Lee: We hope to be able to get as many games in as possible before the summer. We plan to focus on developing physical stamina about a month before the Olympics.

Yoo: I had an injury on my right shoulder but I think it is almost fully recovered. I did not feel so good early this year but it is getting better. If we play the game at our pace, then we definitely have decent chance of winning gold at Rio.

How confident are you about the Olympics?

Lee: Just because we are ranked at the top does not mean gold is guaranteed. We go into the summer games as contenders. Personally, I think the Rio Olympics will be the last summer games of my career.

Yoo: We cannot go into the Olympics lighthearted. Of course our goal is gold but there can be so many variations and unexpected elements. Nothing is certain even for top-ranking teams. No one is a defending champion. Everyone is in the same boat and must fight for the honor.

Lee, why do you think the Rio Olympics will be your last summer games?
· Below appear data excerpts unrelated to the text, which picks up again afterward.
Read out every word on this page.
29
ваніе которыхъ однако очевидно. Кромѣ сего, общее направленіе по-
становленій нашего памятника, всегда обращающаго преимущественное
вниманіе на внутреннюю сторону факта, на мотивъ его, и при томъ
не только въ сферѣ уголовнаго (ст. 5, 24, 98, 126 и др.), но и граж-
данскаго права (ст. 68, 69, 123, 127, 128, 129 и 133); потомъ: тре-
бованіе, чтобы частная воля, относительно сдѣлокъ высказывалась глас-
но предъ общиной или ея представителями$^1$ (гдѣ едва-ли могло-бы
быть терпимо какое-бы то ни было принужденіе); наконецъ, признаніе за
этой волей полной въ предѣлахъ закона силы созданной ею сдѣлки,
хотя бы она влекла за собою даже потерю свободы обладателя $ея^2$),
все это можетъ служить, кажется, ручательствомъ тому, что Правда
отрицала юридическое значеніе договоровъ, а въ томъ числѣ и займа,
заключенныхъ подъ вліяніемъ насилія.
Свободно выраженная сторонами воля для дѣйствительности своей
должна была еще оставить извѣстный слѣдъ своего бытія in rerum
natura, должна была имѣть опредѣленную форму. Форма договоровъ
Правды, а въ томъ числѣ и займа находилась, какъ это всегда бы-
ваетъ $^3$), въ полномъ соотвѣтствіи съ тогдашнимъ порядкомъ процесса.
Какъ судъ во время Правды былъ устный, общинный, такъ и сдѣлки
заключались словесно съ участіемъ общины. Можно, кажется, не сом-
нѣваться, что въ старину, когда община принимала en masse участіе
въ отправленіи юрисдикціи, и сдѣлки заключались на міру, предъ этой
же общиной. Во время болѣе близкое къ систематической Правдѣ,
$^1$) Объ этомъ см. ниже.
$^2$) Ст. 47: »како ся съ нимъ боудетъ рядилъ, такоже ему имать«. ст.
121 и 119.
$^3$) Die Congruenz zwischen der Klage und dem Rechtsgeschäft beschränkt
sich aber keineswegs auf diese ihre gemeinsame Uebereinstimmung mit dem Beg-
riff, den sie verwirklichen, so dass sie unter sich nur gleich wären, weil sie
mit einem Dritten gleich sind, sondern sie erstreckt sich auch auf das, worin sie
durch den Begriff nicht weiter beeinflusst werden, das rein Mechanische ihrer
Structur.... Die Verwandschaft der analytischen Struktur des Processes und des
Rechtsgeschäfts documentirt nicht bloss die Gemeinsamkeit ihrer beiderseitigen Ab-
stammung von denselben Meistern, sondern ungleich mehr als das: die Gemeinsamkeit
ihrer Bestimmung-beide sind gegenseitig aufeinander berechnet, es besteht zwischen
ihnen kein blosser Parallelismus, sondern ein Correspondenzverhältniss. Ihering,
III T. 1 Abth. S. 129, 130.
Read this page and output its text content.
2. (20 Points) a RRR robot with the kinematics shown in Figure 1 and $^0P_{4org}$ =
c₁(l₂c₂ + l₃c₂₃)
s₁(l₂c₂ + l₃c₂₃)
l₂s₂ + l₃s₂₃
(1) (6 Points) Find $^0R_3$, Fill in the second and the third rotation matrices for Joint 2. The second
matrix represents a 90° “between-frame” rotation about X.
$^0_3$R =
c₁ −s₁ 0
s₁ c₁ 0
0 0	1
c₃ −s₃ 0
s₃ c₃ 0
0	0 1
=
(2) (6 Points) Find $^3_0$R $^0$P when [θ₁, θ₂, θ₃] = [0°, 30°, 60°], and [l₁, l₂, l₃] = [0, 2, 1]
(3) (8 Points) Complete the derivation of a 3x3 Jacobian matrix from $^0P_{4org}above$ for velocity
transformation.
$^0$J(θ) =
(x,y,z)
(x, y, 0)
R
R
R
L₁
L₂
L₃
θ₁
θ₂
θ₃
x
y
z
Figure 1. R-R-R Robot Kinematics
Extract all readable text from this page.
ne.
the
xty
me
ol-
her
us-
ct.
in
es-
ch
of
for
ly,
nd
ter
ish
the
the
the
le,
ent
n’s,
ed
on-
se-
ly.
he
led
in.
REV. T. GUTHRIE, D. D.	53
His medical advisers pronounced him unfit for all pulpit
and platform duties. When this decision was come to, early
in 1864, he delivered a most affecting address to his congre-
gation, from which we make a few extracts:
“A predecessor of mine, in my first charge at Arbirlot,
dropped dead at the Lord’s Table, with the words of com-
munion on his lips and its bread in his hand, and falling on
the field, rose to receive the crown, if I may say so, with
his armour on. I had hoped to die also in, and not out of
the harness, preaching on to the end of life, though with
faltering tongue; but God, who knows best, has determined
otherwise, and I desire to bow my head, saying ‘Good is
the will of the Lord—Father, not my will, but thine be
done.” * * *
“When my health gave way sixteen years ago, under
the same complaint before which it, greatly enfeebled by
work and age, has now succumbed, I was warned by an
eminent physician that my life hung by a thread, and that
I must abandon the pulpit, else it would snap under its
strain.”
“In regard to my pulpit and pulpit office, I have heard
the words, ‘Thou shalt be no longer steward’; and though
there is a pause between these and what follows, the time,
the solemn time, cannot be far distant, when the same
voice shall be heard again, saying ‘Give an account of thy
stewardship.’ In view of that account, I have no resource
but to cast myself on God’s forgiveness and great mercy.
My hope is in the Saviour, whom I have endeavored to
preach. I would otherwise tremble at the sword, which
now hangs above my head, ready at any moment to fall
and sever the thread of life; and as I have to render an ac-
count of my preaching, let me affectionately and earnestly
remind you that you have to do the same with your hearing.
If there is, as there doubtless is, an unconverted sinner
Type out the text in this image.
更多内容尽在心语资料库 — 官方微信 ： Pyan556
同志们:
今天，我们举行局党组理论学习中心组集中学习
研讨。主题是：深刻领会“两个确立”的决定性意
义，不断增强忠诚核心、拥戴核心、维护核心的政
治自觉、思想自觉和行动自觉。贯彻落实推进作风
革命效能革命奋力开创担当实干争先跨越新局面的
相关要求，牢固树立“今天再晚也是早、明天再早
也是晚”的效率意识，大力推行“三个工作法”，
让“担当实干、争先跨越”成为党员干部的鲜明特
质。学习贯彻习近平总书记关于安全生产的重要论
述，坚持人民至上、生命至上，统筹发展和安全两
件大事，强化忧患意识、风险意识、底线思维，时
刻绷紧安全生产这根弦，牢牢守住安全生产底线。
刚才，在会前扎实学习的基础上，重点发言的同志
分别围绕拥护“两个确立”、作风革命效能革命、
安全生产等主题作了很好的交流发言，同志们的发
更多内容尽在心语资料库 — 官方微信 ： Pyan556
Lee: Other badminton players join the national team once they are out of college. But I had the chance to represent Korea before even I graduated from high school, playing for the team in the Asian Games at Doha in 2006. I earned my first Olympics gold in 2008 at Beijing in mixed doubles. The Rio Olympics will be my third Olympics. I love the sport but I have been on the national team a little too long, it feels like. If I have the chance to earn medal at the 2020 Tokyo Olympics, I would definitely take a shot at it but I think the Olympics this summer would be the most opportune moment for me to wrap up my Olympics appearances. I am not thinking about what will happen after the Rio Olympics.

What do you think is the most important thing you need to succeed on a big stage such as the Olympics?

Lee: Experience and confidence. There is limit to how much an athlete can develop his skills. What comes next is control over his mind, trust in himself and his ability to play on a big stage. For us, even when we are in a tight game, we always think we will come out winning the match. Even when we are losing, we believe that we can catch up. We talk about this kind of stuff a lot.